"Man lebt genauso wie vorher, nur eben anders"

18. August 2009, 11:19

Manchmal vermisst Claudia Menz ihr "altes Leben", trotzdem kann sie ein Baby "nur jedem empfehlen"

Nachdem wir so absolut nicht mehr damit gerechnet hatten nach endlosen Jahren des Probierens, war er plötzlich da. Unser Sohn. Vorbereitet waren wir kein bisschen. Im Nachhinein
gesehen kann man sich auch gar nicht darauf vorbereiten. Eine Nacht lang durchtanzen ist
weniger anstrengend als ein schreiendes Kind stundenlang hin und her zu wiegen. Es gibt
aber auch nichts Schöneres wenn man das erste Mal angelächelt wird, das erste Wort,
die ersten Schritte. Diese magische Momente trösten einen über all die Anstrengungen hinweg.

Ob ich mein "altes" Leben vermisste. Ja - manchmal! Sonntags ausschlafen, spontan weggehen ohne Riesentaschen voller Windel, Feuchttüchern, Babyflasche, Umziehsachen, Schmusedecke ... einfach tun und lassen können was man will, vor allem wann man es will und nicht wenn das Baby mal schläft oder friedlich auf der Krabbeldecke liegt.

100 Grad-Wendung

Schlimm war für mich die Zeit als mein Freund nach seinem Babyurlaub wieder arbeiten gegangen ist. Da wurde mir zum ersten Mal bewusst, dass das Leben der anderen ganz normal weiterläuft, während meines eine 100 Grad-Wendung nahm. Mein neues Leben bestand anfangs nur noch aus Stillen, Windelwechseln, Kinderarztbesuche, Spazieren gehen, kochen, waschen, putzen.

Plötzlich war ich "nur" noch Hausfrau. Das Baby stand im Mittelpunkt, während mein eigenes Leben
immer mehr in den Hintergrund rückte.

War ich früher ein Workaholic, konnte mich das Mutterdasein nicht wirklich befriedigen. Ich fühlte mich leer und vor allem geistig unterfordert. Mein Freund hat mich in der Zeit super unterstützt. Er hat sich so oft es ging frei genommen und sich um den Kleinen gekümmert. Als die Stillzeit vorbei war, fing ich wieder an mit Freundinnen auszugehen. Das brauchte ich und tat mir gut. Endlich Handtasche statt Wickeltasche :-) !!
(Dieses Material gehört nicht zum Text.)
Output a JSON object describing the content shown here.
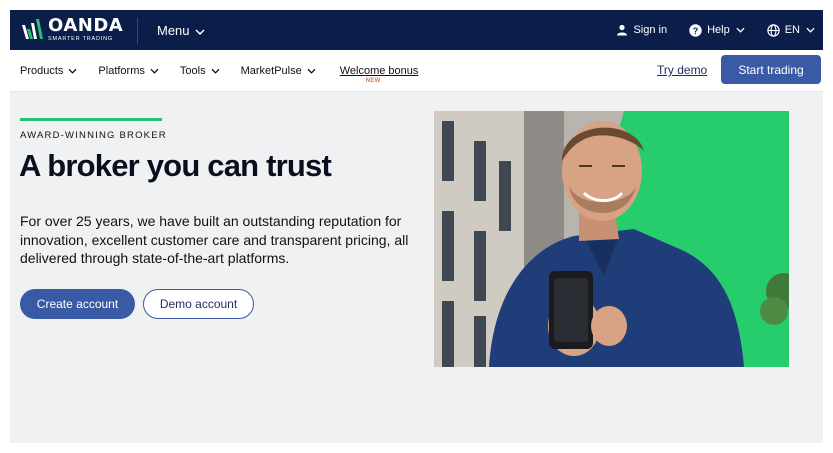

Doch je größer und selbständiger der Kleine wurde, umso einfacher lief alles. Ich genieße die Zeit in der man viel mehr unternehmen kann. Sein strahlendes Lachen am Spielplatz oder die großen Augen, wenn wir durch Schönbrunn spazieren.

Seine Begeisterung wenn man ihm etwas Neues zeigt und wie stolz er immer ist wenn er etwas Neues kann. An mein "altes" Leben ohne Kind habe ich schon lange nicht mehr gedacht. Viel zu ausgefüllt ist plötzlich mein "neues" Leben und ich genieße es in vollen Zügen.

Bei den Karenzmodellen haben wir uns für das mittlere 20 (+4) entschieden. Von Anfang an stand
fest, dass mein Freund die vier Monate Karenzzeit nicht in Anspruch nehmen wird. Als Leitender Angestellter wäre es unmöglich, eine viermonatige Auszeit zu nehmen. Abgesehen von den finanziellen Einbußen. Das Modell mit den 15 Monaten schien mir zu kurz. Es gibt zwar eine Krabbelstube bei uns, dort werden Kinder aber erst ab 1 1/2 Jahren betreut.

Nur mit Sparbuch über die Runden

Das Karenzgeld hat gerade mal meine Fixkosten wie Miete und die Versicherungen abgedeckt. Zum Glück konnte ich auf mein Sparbuch zurückgreifen. Größere Anschaffungen oder irgendwelche
Extras waren dennoch nicht mehr drin. Mein Freund übernahm die meisten Kosten für Lebensmittel,
Weggehen, Kindersachen, Gas, Strom usw.. Ohne mein Sparbuch hätten wir jeden Cent dreimal umdrehen müssen. So kamen wir ganz gut über die Runden.

Seit kurzem gehe ich wieder Teilzeit arbeiten. Ich wäre gerne länger zu Hause geblieben, aber
aus finanziellen Gründen wäre das nicht möglich gewesen. Außerdem hätte ich nach zwei Jahren
meinen Anspruch auf eine Stelle verloren. Das wollte ich auf keinen Fall riskieren.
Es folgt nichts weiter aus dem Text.